I mari italiani soffrono
TRIESTE – Greenpeace si è immersa in questi giorni nelle acque dell’Area Marina Protetta (AMP) di Miramare, a Trieste, dove un anno fa, nell’ambito del progetto Mare Caldo, sono stati posizionati dei sensori per la misurazione della temperatura lungo la colonna d’acqua. Insieme ai ricercatori dell’AMP e dell’Istituto Nazionale di Oceanografia e di Geofisica Sperimentale (OGS), l’associazione ambientalista ha inoltre partecipato a un’immersione scientifica sulle Trezze al largo di Grado, dove si stanno monitorando gli effetti dei cambiamenti climatici su specie sensibili come la madrepora a cuscino e Pinna nobilis nell’ambito dei progetti Tretamara e Life Pinna.

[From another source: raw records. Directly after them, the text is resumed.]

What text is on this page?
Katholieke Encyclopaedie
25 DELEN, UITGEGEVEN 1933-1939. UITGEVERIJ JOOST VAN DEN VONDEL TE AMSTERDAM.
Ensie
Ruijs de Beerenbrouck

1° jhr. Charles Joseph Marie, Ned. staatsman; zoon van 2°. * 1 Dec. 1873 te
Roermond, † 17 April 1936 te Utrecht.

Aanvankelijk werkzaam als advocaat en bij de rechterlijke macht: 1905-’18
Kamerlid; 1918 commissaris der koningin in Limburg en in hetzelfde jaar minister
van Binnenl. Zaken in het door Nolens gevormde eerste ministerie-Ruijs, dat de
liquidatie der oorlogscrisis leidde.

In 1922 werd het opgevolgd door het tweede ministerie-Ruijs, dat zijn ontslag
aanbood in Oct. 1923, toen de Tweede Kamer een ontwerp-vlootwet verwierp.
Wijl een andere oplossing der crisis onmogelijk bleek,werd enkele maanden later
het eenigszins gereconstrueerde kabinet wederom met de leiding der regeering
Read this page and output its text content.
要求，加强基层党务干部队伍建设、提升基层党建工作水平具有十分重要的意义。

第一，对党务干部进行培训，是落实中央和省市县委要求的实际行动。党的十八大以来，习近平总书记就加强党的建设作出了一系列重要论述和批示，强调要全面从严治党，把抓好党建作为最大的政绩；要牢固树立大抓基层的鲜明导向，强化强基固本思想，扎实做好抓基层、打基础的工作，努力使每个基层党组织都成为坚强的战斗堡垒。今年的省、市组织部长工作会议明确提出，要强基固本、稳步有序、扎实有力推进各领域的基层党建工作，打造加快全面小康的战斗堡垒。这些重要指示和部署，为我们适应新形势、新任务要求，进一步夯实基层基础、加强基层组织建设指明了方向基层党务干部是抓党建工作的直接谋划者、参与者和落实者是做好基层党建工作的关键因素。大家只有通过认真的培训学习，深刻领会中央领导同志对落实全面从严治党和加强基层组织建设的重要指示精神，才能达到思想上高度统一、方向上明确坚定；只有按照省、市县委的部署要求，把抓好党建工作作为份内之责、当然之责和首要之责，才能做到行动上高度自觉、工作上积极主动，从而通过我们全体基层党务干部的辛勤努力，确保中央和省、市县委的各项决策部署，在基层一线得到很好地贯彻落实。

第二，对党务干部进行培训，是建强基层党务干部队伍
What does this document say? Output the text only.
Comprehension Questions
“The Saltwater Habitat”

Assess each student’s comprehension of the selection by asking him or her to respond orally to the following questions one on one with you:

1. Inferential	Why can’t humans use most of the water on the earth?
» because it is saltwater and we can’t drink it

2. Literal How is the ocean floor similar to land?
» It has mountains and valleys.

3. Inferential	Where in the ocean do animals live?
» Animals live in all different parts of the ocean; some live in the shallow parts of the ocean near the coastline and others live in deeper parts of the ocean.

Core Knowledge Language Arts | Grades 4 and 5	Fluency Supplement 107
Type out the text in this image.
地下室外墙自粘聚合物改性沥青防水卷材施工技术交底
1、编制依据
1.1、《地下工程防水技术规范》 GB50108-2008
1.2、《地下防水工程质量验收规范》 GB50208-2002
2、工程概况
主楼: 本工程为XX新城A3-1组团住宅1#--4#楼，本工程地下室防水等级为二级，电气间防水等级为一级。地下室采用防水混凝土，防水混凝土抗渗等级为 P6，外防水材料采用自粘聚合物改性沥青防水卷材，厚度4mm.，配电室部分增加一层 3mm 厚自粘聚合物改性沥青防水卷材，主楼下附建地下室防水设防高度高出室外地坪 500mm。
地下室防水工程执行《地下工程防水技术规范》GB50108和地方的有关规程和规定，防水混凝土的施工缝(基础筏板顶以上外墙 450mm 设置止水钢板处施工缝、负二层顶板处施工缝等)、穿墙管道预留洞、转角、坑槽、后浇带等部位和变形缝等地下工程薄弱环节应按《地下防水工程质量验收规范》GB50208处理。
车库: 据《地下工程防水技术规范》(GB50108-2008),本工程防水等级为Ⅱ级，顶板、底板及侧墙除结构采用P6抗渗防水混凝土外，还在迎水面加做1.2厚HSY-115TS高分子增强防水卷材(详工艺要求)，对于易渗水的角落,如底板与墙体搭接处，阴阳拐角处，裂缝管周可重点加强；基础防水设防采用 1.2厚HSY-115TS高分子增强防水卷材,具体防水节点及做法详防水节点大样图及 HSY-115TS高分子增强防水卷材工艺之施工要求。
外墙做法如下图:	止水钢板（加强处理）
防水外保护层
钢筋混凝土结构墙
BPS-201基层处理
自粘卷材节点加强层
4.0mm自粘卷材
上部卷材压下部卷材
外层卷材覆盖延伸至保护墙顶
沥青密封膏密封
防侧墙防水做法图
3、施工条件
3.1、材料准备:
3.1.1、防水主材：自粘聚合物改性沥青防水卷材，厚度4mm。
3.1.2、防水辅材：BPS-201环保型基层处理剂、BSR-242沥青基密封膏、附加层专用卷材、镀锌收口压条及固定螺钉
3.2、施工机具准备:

In una conferenza stampa a bordo della nave di Greenpeace Rainbow Warrior, ormeggiata a Trieste, è stato diffuso il secondo rapporto annuale del progetto. Sono state effettuate oltre 535 mila misurazioni della temperatura, raccolte insieme al Dipartimento di Scienze della Terra, dell’Ambiente e della Vita (DiSTAV) dell’Università di Genova, partner scientifico del progetto, e con il supporto tecnico di ElbaTech. I dati indicano chiaramente come i nostri mari si stiano riscaldando anche in profondità. Il rapporto del secondo anno di progetto, inoltre, evidenzia come l’aumento delle temperature stia causando drastici cambiamenti della biodiversità marina, dalla scomparsa delle specie più sensibili caratteristiche del nostro mare all’invasione di altre, spesso aliene, che meglio si adattano a un mare sempre più caldo.
L’aumento delle temperature porta alla scomparsa di alcune specie mentre altre, dette termofile, proliferano espandendo il loro areale di distribuzione. È il caso del vermocane (Hermodice carunculata) che è aumentato in modo considerevole nelle AMP più meridionali, o di alcune specie aliene, come il mollusco gasteropode di origine polinesiana Lamprohaminoea ovalis, osservato per la prima volta all’isola d’Elba durante i monitoraggi del progetto, segnalazione più Settentrionale nel Mediterraneo per questa specie.
“Siamo orgogliosi di questo progetto che è stato capace di far lavorare assieme vari soggetti su una problematica urgente e attuale. Il valore scientifico del progetto è enorme: solo tramite l’adozione di protocolli comuni, la condivisione e il confronto dei dati è possibile valutare gli impatti dei cambiamenti climatici ad ampia scala sui nostri mari e promuovere politiche di conservazione e gestione. Abbiamo inoltre la disponibilità di dati storici raccolti dall’Università di Genova che ci permettono il confronto dei dati negli ultimi trent’anni, da cui emerge un drastico cambiamento negli ecosistemi marini. Sarà quindi fondamentale continuare la raccolta dei dati per comprendere la dinamica di tali cambiamenti nel tempo”, dichiara Monica Montefalcone, responsabile scientifico del progetto Mare Caldo per il DiSTAV dell’Università di Genova.